The School was founded in 2009.

Cerceda is the main town, and some of the students attend the School but many other students come from neighbouring villages.
A new scout group is going to be established futurely and sections are:
  - Beaver scouts (Spanish: Castores), from 5/6 to 8/9 years.
  - Cub scouts (Spanish: Lobatos), from 8/9 to 10/11 years.
  - Scouts (Spanish: Scouts), from 11/12 to 13/14 years.
  - Explorers (Spanish: Escultas), from 13/14 to 16/17 years.
  - Rovers, from 17/18 to 20/21 years.
  - Scout leaders (Spanish: Scouters, from 20/21 years and up.

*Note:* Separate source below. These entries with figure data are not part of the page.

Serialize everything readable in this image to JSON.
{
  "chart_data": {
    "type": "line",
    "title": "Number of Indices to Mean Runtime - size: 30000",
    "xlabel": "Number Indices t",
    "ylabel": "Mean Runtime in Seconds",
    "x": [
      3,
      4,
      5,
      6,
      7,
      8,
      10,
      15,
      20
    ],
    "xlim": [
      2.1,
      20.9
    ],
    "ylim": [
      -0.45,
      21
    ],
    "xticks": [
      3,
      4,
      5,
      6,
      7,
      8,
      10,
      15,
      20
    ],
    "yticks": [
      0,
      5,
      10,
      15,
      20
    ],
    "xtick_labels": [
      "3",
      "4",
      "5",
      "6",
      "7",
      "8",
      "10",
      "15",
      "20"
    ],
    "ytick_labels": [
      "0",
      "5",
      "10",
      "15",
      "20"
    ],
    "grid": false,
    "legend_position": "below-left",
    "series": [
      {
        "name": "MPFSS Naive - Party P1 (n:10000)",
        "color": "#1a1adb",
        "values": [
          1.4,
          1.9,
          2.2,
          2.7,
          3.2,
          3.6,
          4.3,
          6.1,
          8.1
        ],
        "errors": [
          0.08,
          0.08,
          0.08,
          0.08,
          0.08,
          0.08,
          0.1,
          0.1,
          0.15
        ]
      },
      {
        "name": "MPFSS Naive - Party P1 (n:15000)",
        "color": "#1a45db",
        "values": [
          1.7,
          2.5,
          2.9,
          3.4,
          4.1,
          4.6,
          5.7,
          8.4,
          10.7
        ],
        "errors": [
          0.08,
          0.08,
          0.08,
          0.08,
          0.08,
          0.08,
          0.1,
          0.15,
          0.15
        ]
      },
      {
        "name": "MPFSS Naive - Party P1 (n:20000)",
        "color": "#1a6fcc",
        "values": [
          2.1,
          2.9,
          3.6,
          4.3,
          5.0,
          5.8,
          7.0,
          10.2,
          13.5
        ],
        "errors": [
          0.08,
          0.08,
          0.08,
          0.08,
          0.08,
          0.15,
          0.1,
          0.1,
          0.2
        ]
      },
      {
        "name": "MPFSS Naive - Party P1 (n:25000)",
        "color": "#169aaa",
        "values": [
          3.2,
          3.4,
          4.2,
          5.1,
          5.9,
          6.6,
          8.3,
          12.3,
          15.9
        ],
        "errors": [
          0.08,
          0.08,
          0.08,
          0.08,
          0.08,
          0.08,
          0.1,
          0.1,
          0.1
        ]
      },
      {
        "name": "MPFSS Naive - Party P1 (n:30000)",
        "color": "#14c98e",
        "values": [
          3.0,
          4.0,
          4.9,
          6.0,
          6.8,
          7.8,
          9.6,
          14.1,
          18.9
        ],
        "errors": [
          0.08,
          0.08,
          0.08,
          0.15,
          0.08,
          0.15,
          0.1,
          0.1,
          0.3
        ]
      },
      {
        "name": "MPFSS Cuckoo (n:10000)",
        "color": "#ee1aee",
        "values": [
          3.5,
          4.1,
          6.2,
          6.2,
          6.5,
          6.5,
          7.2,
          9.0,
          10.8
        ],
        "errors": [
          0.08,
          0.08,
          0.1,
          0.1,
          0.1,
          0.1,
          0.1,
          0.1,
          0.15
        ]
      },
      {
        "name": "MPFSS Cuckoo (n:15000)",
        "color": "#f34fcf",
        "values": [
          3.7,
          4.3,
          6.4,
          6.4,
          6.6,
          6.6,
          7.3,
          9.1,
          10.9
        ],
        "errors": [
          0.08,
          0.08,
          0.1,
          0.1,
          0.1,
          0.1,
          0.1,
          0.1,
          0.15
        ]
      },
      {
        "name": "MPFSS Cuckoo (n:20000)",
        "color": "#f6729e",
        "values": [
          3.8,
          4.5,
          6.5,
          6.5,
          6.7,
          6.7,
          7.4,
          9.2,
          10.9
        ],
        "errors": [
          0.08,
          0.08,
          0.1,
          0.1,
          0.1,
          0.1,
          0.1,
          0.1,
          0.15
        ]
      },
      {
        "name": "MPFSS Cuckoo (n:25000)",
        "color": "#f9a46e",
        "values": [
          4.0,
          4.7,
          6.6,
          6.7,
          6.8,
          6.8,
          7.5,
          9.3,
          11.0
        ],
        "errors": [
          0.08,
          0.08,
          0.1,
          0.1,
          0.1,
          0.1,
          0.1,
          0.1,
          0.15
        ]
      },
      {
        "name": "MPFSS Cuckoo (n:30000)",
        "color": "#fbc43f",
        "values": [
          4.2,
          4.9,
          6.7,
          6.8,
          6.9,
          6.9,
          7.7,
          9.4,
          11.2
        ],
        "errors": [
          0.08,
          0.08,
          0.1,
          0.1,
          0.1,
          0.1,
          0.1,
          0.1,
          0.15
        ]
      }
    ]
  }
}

The neckerchief of the group has the colors red, grey and white
Mottos and colours:
- Yellow
  - Beaver scouts: Compartir (sharing). Colour: Turquoise
  - Cub scouts: Haremos lo mejor (We will do our best). Colour: Yellow
  - Scouts: Siempre listos (Be prepared). Colour: Green
  - Explorers: Unidad (Unit). Colour: Brown
  - Rovers: Servir (Serving). Colour: Red
The scout group's name is Grupo Scout Waigunga 216, belonging to ASDE. They meet every saturday at from 4-6 p.m. and go camping and do field trips once a term.